Price of goods has skyrocketed while salaries have dropped due to devaluation of Syrian pound

Last updated:
2 MIN READ
REUTERS
REUTERS
REUTERS

Damascus: For many living in the Syrian capital, largely untouched by the brutal war surrounding it, the cost of living has become unbearable.

Prices have increased at least three-fold, from subsidised goods to luxury items. While prices have gone through the roof, the value of salaries has decreaseddramatically given extent to which the Syrian pound has fallen against the dollar. All this has made life painfully expensive for Damascus residents.

Many, unable to afford living in the cosmopolitan city any longer, have packed their bags and left.

The inflation, however, has not surpassed the devaluation of the Syrian pound, which went from 50 to an astonishing 400 to the dollar, making it the highest ever in Syrian history.

For example, a bundle of subsidised flat bread (seven loaves) used to sell for 8 SP or 16 cents, and now costs 75 SP. White sugar used to cost 15 SP/kg and now costs 265 SP. A kilogramme of tomatoes, which used to be 10 SP now costs a whopping 400 SP.

Meat, rarely affordable for most Syrians even before the war when it cost around 700 SP/kg, now costs 4,000 SP, making it permanently unaffordable for nearly any Syrian.

The locally-made cigarette Al Hamra, which used to cost 25 SP and was in high demand by blue collar workers and labourers, now costs 200 SP.

Conversely, the monthly salary of a Syrian cabinet minister in Syrian pounds, which used to be the equivalent of $1,500 (Dh5,500) a month is now the equivalent of only $187.

Senior bankers used to make the equivalent of $2,000 a month, which made them upper middle-class citizens.
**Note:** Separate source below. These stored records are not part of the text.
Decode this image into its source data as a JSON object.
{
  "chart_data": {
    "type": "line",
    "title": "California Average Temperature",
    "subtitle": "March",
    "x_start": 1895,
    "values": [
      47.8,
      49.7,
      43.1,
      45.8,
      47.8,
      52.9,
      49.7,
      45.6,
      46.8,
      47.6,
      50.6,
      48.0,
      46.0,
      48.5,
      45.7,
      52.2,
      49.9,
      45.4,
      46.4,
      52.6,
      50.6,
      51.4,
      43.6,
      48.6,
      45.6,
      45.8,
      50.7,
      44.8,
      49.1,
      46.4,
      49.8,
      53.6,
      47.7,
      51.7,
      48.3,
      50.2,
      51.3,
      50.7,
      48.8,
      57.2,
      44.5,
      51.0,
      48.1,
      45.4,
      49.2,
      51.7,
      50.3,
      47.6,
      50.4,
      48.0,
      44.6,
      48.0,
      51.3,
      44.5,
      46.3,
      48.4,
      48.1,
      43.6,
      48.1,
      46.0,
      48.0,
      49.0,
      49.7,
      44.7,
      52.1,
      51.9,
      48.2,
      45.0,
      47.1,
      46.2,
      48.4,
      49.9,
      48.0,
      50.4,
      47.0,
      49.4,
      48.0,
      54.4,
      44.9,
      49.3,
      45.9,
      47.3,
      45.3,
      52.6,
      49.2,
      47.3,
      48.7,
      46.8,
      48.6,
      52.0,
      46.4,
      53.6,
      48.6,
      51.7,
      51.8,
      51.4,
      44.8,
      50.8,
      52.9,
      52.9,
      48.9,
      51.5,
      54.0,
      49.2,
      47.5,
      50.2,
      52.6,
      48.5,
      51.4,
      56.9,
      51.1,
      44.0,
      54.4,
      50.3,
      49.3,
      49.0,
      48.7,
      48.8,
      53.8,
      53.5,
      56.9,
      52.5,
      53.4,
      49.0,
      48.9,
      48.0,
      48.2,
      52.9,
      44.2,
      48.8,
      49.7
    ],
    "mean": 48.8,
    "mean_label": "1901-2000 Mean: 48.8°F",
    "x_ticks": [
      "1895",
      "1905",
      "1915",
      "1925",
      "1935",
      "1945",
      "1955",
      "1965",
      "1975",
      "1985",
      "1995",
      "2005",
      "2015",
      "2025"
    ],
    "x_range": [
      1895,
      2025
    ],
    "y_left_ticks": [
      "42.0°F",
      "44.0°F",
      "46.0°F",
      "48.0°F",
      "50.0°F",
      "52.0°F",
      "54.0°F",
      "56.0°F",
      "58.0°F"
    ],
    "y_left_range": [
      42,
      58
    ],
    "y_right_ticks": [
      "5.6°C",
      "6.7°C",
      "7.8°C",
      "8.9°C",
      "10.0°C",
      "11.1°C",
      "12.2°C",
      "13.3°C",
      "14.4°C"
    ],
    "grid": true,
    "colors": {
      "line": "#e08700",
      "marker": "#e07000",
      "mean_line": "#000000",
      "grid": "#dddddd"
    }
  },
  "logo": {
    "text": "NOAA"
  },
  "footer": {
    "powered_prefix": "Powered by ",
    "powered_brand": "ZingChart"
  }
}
Now they make the SP equivalent of only $500.

Chauffeurs’ salaries have dropped in value from $300 to $150 a month.

Many Syrians have been forced to sell their homes in order to bankroll their migration to Europe, Lebanon, Turkey or the Gulf.

With so many Syrians putting their houses on the market, the real estate market has plummeted.

An average house in the neat residential districts of Damascus, like Al Rawda or Mezzah, can be bought for $75,000 to $100,000, which is peanuts compared to world standards.

A 300,000 metre luxury home in Al Malki, home of the city’s moneyed elite, sells today for $750,000, which is nothing compared to similar real estate in A-class districts of neighbouring Beirut.

Ancient homes once occupied by Ottoman pashas in the Old City, which are run down but extremely spacious, are now being shared by displaced families.

Though the prices have sky-rocketed, they are still extremely cheap for foreigners or Syrians who are paid in foreign currency.

Most foreigners live and work at the five-star Four Seasons Hotel on Shukri Al Quwatli Boulevard. A dinner for two at one of its restaurant costs $75 but if they go to the Old City, they can find good quality food, including alcohol, for half of the price.